Dass dafür am Ende die MieterInnen die Zeche zahlen, haben wir in Kreuzberg in den letzten Jahren massiv erlebt, u. a. am Tempelhofer Berg, am Kottbusser Tor und in der Düttmannsiedlung, wo sich nach Ablauf der Förderung die Mieten teilweise verdoppelt haben und viele MieterInnen Wohnung und Kiez verlassen mussten.
Die Spekulation sollte wieder einmal mit Steuergeldern gefördert werden!
Im Januar 2014 ist die ABR German Real Estate AG vom Kauf zurückgetreten. Es ist allerdings unklar, ob nicht hinter den Kulissen weiter verhandelt wird. Doch selbst wenn sich dieser Deal endgültig zerschlagen sollte, müssen wir davon ausgehen, dass ohne massiven Druck der Kreuzberger Bevölkerung, Pläne dieser Art weiter verfolgt werden!

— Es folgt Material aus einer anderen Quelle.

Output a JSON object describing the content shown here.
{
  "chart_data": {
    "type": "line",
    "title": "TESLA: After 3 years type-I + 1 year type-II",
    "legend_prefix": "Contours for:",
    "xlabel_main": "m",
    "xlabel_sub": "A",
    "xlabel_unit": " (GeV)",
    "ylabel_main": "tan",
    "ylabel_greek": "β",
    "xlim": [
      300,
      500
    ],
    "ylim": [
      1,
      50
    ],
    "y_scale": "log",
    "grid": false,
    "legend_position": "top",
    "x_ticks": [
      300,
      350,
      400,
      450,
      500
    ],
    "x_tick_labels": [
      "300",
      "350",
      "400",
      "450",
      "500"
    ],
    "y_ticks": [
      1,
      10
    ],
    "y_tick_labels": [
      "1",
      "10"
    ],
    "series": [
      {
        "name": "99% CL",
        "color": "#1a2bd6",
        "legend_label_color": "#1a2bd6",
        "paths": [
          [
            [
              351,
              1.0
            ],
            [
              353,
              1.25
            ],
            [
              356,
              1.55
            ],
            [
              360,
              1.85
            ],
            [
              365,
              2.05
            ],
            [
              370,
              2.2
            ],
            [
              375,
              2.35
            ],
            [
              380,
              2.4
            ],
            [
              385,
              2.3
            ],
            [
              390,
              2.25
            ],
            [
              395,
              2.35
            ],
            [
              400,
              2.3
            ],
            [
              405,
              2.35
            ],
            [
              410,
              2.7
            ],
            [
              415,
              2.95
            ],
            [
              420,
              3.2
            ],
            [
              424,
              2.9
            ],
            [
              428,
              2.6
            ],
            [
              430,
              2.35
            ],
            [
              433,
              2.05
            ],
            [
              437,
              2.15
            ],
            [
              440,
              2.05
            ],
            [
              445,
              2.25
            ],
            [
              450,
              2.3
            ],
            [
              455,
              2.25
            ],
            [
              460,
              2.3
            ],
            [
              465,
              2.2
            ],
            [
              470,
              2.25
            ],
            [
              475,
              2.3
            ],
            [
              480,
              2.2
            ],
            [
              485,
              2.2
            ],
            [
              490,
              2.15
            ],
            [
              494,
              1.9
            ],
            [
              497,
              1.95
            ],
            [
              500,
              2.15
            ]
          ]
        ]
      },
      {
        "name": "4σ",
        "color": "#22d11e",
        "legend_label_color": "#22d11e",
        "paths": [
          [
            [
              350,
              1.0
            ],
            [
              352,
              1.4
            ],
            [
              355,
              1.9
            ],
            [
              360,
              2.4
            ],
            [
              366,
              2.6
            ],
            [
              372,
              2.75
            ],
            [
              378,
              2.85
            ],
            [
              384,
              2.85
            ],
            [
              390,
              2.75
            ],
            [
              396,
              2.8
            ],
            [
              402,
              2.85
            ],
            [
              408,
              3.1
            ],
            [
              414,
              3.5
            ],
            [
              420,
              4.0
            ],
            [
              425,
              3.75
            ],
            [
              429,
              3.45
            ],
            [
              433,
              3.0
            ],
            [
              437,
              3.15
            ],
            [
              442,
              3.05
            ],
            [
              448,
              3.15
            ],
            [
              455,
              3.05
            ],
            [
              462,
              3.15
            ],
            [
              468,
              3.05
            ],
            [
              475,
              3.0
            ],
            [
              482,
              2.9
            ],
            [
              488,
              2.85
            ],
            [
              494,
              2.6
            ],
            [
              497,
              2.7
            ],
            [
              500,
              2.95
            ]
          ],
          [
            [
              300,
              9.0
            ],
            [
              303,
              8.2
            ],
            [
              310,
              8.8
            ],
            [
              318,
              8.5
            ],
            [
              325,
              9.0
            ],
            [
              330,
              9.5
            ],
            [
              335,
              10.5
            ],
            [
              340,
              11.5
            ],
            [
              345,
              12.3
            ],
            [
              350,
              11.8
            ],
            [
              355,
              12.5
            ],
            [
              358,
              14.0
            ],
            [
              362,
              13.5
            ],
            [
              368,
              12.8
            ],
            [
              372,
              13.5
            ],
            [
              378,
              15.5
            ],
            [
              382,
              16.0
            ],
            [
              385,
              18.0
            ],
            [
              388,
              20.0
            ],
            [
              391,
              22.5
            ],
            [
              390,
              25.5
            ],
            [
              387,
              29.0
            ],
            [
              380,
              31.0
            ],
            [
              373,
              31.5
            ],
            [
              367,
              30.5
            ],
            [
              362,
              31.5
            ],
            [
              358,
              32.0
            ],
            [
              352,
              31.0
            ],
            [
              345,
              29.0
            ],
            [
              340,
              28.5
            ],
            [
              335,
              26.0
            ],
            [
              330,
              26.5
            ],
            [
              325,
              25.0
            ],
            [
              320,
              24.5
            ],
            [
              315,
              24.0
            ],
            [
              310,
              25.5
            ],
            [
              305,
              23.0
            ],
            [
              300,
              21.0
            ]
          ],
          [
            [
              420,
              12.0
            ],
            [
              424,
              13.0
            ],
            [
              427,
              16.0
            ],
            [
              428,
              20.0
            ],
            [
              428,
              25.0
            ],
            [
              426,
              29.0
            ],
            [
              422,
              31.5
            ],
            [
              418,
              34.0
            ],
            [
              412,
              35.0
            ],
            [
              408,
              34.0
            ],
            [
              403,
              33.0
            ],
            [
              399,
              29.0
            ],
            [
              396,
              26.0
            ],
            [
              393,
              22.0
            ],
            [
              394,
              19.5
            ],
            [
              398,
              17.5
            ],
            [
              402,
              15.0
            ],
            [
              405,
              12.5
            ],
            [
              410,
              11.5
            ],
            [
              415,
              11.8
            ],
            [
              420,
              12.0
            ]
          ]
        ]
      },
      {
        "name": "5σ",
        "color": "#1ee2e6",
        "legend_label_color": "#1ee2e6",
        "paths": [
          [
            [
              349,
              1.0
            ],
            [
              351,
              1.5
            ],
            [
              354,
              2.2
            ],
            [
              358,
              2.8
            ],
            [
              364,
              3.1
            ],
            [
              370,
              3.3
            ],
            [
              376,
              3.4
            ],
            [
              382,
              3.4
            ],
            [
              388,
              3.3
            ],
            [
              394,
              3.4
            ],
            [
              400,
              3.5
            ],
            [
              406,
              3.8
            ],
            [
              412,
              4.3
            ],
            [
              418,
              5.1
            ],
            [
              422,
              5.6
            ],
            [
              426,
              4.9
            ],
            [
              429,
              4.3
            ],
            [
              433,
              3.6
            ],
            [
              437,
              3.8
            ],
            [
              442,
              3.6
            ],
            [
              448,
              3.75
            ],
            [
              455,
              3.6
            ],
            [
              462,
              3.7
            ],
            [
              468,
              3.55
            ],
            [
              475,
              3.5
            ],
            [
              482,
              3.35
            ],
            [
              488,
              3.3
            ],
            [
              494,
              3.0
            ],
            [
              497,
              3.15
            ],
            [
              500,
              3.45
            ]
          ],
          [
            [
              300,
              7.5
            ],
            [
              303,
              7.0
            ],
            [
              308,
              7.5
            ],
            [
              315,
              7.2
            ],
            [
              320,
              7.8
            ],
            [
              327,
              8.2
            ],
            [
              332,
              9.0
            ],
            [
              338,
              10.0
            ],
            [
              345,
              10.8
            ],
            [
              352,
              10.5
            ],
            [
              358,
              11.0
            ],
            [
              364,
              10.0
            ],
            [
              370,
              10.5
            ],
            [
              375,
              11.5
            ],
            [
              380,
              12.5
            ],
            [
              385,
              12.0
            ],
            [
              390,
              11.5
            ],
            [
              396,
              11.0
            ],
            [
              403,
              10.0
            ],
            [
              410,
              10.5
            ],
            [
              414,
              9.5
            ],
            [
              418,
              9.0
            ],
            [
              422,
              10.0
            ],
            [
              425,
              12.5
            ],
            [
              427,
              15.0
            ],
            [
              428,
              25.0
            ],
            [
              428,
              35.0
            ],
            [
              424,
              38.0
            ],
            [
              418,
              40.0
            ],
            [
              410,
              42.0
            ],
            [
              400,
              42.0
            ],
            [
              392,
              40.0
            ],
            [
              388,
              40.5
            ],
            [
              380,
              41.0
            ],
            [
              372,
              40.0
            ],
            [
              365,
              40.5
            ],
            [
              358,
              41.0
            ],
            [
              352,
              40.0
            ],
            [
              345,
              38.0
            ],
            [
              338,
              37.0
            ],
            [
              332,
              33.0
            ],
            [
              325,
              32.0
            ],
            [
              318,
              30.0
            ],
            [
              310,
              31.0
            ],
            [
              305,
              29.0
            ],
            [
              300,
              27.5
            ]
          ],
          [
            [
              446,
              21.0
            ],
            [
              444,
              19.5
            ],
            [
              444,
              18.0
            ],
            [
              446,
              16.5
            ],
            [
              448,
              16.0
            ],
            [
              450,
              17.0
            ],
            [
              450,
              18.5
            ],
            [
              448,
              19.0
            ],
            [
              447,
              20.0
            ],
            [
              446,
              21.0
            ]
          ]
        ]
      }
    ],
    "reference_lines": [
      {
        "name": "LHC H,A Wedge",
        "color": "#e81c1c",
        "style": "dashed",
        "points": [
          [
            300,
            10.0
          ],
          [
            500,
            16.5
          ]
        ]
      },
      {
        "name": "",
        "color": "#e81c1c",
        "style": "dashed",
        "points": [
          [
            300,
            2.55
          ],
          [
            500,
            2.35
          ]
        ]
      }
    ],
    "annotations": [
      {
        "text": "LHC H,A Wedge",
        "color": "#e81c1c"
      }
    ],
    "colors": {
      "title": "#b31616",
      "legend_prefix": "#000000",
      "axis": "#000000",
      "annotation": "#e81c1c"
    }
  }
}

Artikel 28 Abs. 1 der Berliner Verfassung besagt, dass jeder Mensch das Recht auf angemessenen Wohnraum hat.
Weiterhin sagt er:
Das Land fördert die Schaffung und Erhaltung von angemessenem Wohnraum, insbesondere für Menschen mit geringem Einkommen, sowie die Bildung von Wohnungseigentum."
Letzteres haben Senat und Bezirk in den vergangenen 10 Jahren hinreichend getan!
Denn auch in Kreuzberg wurde in den letzten 10 Jahren ausschließlich teurer Wohnraum für diejenigen geschaffen, die ihn sich leisten können – wie z.B. auf dem Schultheiss-Gelände am Kreuzberg, in der Wartenburgstraße (Gertraudenhospital), in der Grimmstraße (Krankenhaus am Urban, Psychiatrie), in der Fichtestraße (Gasometer), in der Reichenberger Straße (Car Loft), in der Großbeerenstraße ...
Weiterhin stehen viele Wohnungen und Häuser leer, wie die 80 Wohnungen in den Riehmers Hofgärten oder die 23 GSW-Häuser!
Weiterhin wird der Zweckentfremdung von Wohnraum als Ferienwohnungen nichts entgegengesetzt außer Worten!
Wir fordern Sie, Herr Gothe und Sie, Herr Panhoff, als Vertreter des Berliner Senats und des Bezirksamt Kreuzberg auf, nicht länger EIN Auge zu schließen, sondern endlich Ihre wohnungspolitische Verantwortung wahrzunehmen und den vollen Wortlaut des wohnungspolitischen Paragraphen der Berliner Verfassung umzusetzen!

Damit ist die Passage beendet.